• 27.09.2008 11:39

  • von Marco Helgert

Kundenautos spalten Formel 1 weiter

Die Formel 1 spaltet sich weiter in die Lager der Kundenautos-Gegner und -Befürworter - Toro-Rosso-Erfolg in Monza als Zukunftsmodell?

(Motorsport-Total.com) - Der Italien-Grand-Prix vor zwei Wochen mit dem Sieg von Sebastian Vettel im Toro Rosso brachte nicht nur einen Erfolg eines unabhängigen Teams. Vielmehr war es auch ein Erfolg eines Kundenautos, denn Toro Rosso bezieht das Fahrzeug ebenso wie Red Bull Racing von Red Bull Technology. Dennoch wird das die Fronten im Kundenautostreit nicht aufweichen, auch wenn man sich gerade bei Red Bull die Zukunft der Formel 1 so vorstellt wie selbst praktiziert.

Titel-Bild zur News: Gerhard Berger (Teamanteilseigner) Christian Horner (Teamchef)

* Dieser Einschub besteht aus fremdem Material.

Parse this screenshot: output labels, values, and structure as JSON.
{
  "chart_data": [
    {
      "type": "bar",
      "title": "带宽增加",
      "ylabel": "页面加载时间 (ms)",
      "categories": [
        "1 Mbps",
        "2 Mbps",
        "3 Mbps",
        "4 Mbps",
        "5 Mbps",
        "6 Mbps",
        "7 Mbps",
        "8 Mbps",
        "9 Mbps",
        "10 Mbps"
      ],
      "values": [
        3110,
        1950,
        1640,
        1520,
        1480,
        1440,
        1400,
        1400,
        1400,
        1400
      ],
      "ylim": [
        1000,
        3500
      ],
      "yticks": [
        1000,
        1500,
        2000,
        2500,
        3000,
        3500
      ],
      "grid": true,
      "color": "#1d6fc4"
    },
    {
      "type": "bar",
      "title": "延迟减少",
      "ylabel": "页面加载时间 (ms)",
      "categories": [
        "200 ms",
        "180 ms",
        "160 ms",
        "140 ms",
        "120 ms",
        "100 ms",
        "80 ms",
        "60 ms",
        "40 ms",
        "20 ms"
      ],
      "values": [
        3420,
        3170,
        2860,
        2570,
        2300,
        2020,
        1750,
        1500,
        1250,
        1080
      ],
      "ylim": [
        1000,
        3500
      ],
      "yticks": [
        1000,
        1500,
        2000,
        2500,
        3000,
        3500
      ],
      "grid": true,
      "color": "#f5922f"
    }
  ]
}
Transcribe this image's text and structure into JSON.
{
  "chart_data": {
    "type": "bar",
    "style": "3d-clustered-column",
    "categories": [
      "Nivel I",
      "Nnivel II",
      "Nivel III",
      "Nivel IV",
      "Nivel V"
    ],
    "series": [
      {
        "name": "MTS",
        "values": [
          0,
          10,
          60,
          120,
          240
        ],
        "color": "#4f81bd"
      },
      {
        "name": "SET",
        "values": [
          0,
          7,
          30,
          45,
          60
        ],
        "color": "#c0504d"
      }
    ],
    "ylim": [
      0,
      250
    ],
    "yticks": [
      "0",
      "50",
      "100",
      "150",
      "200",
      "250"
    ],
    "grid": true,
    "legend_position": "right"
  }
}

Horner und Berger würden gern am jetzigen Red-Bull-Modell festhalten

Noch ist ein neues Concorde-Agreement in der Formel 1 nicht unterzeichnet, doch Kundenautos sollen nach derzeitigem Wunsch ab 2010 wieder völlig verschwinden. Jedes Team, das an der Formel 1 teilnimmt, soll dann auch wieder ein eigenes Auto bauen müssen. Für Toro Rosso bedeutet dies, dass eine eigene Designabteilung in Faenza entstehen muss.#w1#

Für das Williams-Team, derzeit nicht gerade vom Erfolg verwöhnt, ist es für die Formel 1 essenziell, dass jedes Team ein eigenes Auto an den Start bringen muss. "Wir glauben, dass Kundenautos in der Formel 1 langfristig keinen Platz haben", so Andrew Parr, Teammanager bei Williams. "Letztlich ist es auch ein Wettbewerb der Design- und Ingenieurskunst."

Williams möchte nur Eigenkonstrukteure in der Formel 1

"Seit 1970 gab es 53 Teams, die ein eigenes Chassis gebaut und sich in der Formel 1 versucht haben, dabei aber gescheitert sind. Das sind neun von zehn Teams", so Parr weiter. Die Formel 1 lebe auch von dieser Geschichte, Kundenautos zählten nicht dazu - wobei gerade auch Williams in der Anfangszeit des Teams mit Kundenchassis antrat.

Für das Red-Bull-Quartett stellt sich die Lage ein wenig anders da, denn gerade Monza habe gezeigt, dass die Formel 1 auch mit Kundenautos Großes erreichen kann - und das mit weniger Kosten. "Ich respektiere die Haltung von Williams voll und ganz", so Toro-Rosso-Mitbesitzer Gerhard Berger. "Aber ich muss auch sagen, dass sich die Zeiten ändern. Auch in der Automobilindustrie passiert das, da arbeiten Hersteller zusammen, um Synergien zu nutzen. Sonst hätten sie keine Chance, am Markt zu bestehen."

Auch Red-Bull-Teamchef Christian Horner verwies auf die angespannte Lage in der Formel 1. "Es gibt zehn Teams, aber zwölf freie Plätze - und ich sehe kein Team, das nun in die Formel 1 drängt, denn wenn man selbst Konstrukteur sein muss, dann verhindert das, dass man mitfahren kann", erklärte er. "Ich respektiere die Meinung von Williams, aber ich stimme dem nicht zu. Es ist im Interesse der Formel 1, eine Mischung zu haben."

Sport oder Show - oder beides?

"Die Chancen, zwei weitere Teams zu verlieren, ist größer als die Chance, zwei weitere Teams zu gewinnen", warf Berger ein. "Wenn wir sagen, dass es keine Synergien geben darf, weil vielleicht Williams vor einigen Jahren etwas in bestimmten Bereichen entwickelt hat, dann wäre das der falsche Weg."

Vielmehr solle man die Formel 1 so ausrichten, "dass wieder 24 konkurrenzfähige Autos dabei sind, nicht nur Autos, die zwei Runden hinter dem Feld hängen", so der Tiroler weiter. "Eine gute Show muss es geben. Niemand auf der Tribüne ist stolz darauf, dass wir 600 Mitarbeiter haben. Sie wollen ein Rennen sehen."

"Die Formel 1 ist ein Sport, aber auch eine Show", brachte es Horner auf den Punkt. "Wir müssen beide Seiten ansprechen und uns erst dann um Kundenautos oder Nicht-Kundenautos kümmern. So würde ich das angehen."